Vedi tutti

Se la borsa falsa arriva in boutique

Dai fake di Hermès a quelli di Louis Vuitton

Se la borsa falsa arriva in boutique Dai fake di Hermès a quelli di Louis Vuitton

Fake it’til you make it non è il solo il mantra di chi aspira ad un upgrade sul proprio conto in banca, ma anche di chi si appresta a capire se la It bag appena acquistata possa essere un conclamato caso di falso. Per quanto possano essere accurate le guide how to redatte dalle riviste specializzate, riuscire a stanare un falso - riferendosi principalmente al panorama del mercato delle borse di lusso - risulta alquanto difficile. Soprattutto nel momento in cui la borsa falsa viene acquistata proprio dove ci si aspetta il massimo della garanzia. Vale a dire in boutique.

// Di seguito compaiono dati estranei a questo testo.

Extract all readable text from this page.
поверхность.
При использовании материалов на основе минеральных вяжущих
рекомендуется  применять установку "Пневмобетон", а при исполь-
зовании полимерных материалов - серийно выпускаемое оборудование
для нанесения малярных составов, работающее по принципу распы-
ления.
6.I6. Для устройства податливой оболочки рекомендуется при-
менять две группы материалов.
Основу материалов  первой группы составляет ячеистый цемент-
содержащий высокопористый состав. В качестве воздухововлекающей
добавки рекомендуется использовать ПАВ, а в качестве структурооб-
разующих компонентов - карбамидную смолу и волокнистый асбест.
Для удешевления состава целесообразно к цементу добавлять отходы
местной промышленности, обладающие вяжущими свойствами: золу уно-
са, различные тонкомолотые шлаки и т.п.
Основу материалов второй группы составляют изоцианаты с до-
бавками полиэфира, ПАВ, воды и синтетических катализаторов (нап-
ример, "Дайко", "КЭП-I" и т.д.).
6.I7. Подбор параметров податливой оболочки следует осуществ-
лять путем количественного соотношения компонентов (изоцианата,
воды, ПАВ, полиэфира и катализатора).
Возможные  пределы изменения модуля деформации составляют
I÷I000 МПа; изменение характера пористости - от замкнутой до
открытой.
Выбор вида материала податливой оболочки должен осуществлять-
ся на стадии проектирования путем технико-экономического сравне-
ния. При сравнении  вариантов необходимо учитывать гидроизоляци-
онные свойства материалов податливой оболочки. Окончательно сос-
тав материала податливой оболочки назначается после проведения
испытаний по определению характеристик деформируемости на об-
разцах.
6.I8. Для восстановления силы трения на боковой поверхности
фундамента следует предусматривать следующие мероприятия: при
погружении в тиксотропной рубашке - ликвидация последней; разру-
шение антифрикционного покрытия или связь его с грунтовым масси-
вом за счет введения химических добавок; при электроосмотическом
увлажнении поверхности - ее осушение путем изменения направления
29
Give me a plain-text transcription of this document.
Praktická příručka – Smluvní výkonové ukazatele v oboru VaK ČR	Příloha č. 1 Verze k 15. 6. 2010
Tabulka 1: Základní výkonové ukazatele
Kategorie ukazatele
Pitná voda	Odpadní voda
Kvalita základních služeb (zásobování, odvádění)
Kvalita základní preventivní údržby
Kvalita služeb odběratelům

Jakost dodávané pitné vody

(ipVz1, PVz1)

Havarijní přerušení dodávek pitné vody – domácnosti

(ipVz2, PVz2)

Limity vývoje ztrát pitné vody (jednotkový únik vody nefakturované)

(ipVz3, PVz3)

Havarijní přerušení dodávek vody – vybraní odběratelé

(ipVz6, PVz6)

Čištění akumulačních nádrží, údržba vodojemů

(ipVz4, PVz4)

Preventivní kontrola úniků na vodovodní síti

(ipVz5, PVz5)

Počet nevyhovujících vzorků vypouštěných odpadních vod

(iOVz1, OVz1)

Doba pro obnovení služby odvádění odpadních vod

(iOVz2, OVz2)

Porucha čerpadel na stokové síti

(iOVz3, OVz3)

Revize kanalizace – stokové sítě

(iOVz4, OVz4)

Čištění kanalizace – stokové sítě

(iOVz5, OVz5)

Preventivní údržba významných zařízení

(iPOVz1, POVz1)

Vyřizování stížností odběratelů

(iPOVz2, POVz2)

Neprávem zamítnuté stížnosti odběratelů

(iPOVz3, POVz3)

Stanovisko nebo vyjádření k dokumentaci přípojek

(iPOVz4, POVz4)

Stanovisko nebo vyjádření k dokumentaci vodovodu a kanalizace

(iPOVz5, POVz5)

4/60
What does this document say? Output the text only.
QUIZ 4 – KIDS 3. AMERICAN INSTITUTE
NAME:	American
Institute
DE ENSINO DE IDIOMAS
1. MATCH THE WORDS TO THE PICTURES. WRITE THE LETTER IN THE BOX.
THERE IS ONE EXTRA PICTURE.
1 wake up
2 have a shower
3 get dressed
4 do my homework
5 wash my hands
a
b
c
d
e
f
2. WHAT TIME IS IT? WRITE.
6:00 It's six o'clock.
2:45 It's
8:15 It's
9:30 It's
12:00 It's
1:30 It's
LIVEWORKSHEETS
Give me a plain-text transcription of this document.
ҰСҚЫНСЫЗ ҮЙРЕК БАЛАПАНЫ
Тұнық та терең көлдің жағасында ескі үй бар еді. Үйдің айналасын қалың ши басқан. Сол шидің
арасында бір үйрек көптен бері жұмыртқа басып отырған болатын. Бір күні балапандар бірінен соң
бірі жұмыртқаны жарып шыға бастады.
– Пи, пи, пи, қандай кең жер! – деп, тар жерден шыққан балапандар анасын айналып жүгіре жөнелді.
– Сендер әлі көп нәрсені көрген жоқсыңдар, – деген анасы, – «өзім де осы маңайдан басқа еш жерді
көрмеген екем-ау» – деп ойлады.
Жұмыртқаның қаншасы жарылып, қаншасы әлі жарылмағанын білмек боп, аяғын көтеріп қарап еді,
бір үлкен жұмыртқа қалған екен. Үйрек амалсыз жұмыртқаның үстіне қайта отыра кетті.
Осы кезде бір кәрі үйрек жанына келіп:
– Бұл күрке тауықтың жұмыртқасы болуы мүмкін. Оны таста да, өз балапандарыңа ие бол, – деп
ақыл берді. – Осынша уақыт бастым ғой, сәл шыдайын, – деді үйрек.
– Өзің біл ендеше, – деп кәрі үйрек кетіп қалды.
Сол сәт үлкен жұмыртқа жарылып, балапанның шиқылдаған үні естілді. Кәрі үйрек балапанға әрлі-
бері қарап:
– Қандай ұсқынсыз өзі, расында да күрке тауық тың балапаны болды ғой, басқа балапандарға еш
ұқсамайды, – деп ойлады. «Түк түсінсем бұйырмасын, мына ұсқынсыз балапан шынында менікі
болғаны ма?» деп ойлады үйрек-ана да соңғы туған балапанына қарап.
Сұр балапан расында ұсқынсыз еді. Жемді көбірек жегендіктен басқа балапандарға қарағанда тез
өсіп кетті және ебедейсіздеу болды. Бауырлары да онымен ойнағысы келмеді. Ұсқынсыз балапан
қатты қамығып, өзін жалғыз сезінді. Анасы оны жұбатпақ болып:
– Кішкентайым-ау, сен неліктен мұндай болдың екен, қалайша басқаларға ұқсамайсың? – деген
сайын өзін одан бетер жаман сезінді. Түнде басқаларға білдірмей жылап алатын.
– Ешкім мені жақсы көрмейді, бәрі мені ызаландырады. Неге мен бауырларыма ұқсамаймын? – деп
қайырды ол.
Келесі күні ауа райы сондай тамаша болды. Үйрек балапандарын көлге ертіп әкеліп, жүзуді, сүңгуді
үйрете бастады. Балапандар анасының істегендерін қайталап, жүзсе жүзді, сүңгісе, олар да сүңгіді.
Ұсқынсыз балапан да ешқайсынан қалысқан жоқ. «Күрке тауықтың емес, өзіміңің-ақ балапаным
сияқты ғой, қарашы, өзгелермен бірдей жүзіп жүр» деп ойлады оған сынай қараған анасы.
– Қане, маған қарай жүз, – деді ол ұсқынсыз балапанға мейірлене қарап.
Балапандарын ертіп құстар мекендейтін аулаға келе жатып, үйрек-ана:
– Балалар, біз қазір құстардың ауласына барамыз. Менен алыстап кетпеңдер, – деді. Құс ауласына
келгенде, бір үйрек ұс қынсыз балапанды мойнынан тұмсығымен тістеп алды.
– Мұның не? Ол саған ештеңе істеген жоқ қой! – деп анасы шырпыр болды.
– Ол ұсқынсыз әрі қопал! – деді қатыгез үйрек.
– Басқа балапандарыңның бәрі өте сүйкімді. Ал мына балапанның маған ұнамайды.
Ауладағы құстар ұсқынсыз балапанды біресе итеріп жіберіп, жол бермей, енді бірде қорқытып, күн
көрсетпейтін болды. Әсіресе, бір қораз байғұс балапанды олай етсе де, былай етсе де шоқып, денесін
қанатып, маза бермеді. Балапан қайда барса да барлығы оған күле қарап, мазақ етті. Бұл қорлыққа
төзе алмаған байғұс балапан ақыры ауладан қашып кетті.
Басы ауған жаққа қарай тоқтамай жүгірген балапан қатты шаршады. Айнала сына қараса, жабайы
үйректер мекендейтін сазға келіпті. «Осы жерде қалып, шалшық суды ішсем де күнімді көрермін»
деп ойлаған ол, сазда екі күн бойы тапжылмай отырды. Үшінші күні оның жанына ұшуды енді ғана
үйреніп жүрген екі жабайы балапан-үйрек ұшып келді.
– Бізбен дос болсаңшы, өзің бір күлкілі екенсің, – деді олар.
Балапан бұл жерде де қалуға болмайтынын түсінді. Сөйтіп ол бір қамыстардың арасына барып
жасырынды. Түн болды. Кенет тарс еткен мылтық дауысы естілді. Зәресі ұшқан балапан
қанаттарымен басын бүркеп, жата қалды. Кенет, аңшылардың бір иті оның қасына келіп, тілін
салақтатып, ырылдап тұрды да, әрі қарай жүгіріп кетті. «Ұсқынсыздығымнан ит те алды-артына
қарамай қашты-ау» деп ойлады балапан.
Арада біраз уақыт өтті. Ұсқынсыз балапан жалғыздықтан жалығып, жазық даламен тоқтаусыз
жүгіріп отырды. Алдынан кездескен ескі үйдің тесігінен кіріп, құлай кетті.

E se addirittura le Rep-Ladies, le ricche signore dell’Upper East Side, sono alla costante ricerca di Birkin false, è segno del fatto che il fake evidentemente si è ritagliato una sua comunità di adepti piuttosto esigente e informata. Archiviata in maniera definitiva l’epoca di Fucci o delle adidas a due strisce, il fake fashion si è attestato infatti come un mercato tutt'altro che secondario. La cosa che stupisce, però, è la notizia che i falsi possano arrivare persino nelle boutique di noti brand di lusso. Nel 2011 è toccato ad Hermès che si è trovato a dover fare i conti con una filiera del falso fatta di 30.045 pezzi arrivati - passando per un deposito di Scandicci - fino a una boutique del centro fiorentino.

 

O, riagganciandosi allo scenario contemporaneo, è successo qualcosa di simile in Cina.  Lo scorso settembre un cliente aveva acquistato una borsa Louis Vuitton Vaugirard e un piccolo accessorio per 22.350 renminbi (pari a 3.350 dollari) presso lo store del marchio nel centro commerciale di lusso Changsha IFS. Un documento legale pubblicato online la scorsa settimana ha rivelato che il tribunale locale del distretto di Furong di Changsha ha ordinato alla maison francese di risarcire il cliente dopo che la borsa è stata autenticata da una terza parte come falsa. Oltre a restituire l’intera somma spesa per l’acquisto, Louis Vuitton è stato condannato a pagare un ulteriore risarcimento pari a tre volte l'importo della borsa, ovvero 67.050 renminbi (10.050 dollari). In una dichiarazione inviata ai media locali, Vuitton ha dichiarato di aver fatto ricorso contro la decisione del tribunale, confermando da una parte di aver trovato un accordo con il cliente e negando, dall’altra, di aver mai venduto prodotti falsi attraverso la propria rete di vendita al dettaglio. L'argomento della presunta vendita di borse false da parte di Louis Vuitton è finito così con il diventare un trend topic sui social media cinesi, tanto che molti centri di autenticazione hanno registrato un'impennata negli affari. Alcuni hanno persino suggerito che il cliente potrebbe aver scambiato la borsa, mentre altri sospettano che si tratti di un lavoro gestito dall'interno. Se così fosse, non sarebbe la prima volta che Louis Vuitton scopre una talpa in Cina.

Già nel 2020, il marchio si era trovato alle prese con un caso di contraffazione che coinvolgeva un'addetta alle vendite del negozio Louis Vuitton di Guangzhou. Situazione ulteriormente alimentata dai recenti rincari messi in atto dai big del lusso - Chanel, Dior, Hermès e Louis Vuitton tra i coinvolti - consci del fatto che gran parte delle loro revenue è strettamente correlata alla pelletteria e alle borse. Per quanto possano essere vissute con distacco da chi preferisce brand di nicchia (con prezzi più accessibili) ai grandi marchi lusso, queste decisioni innescano comunque una riflessione su quello che è il trend percorso dagli accessori cult: CBNData conferma che, dal 2011 al 2020, l'aumento medio annuo delle leggendarie borse Chanel 2.55 ammonta, solo nell’ultimo anno, al +9,1%. Discorso che senza dubbio tocca da vicino le tasche dei VIC, ma anche di una cospicua fetta di adepti sempre più interessata alla ricerca di un prodotto di lusso iconico e destinato a durare nel tempo. Anche se poi, alla fine, può rivelarsi accidentalmente falso.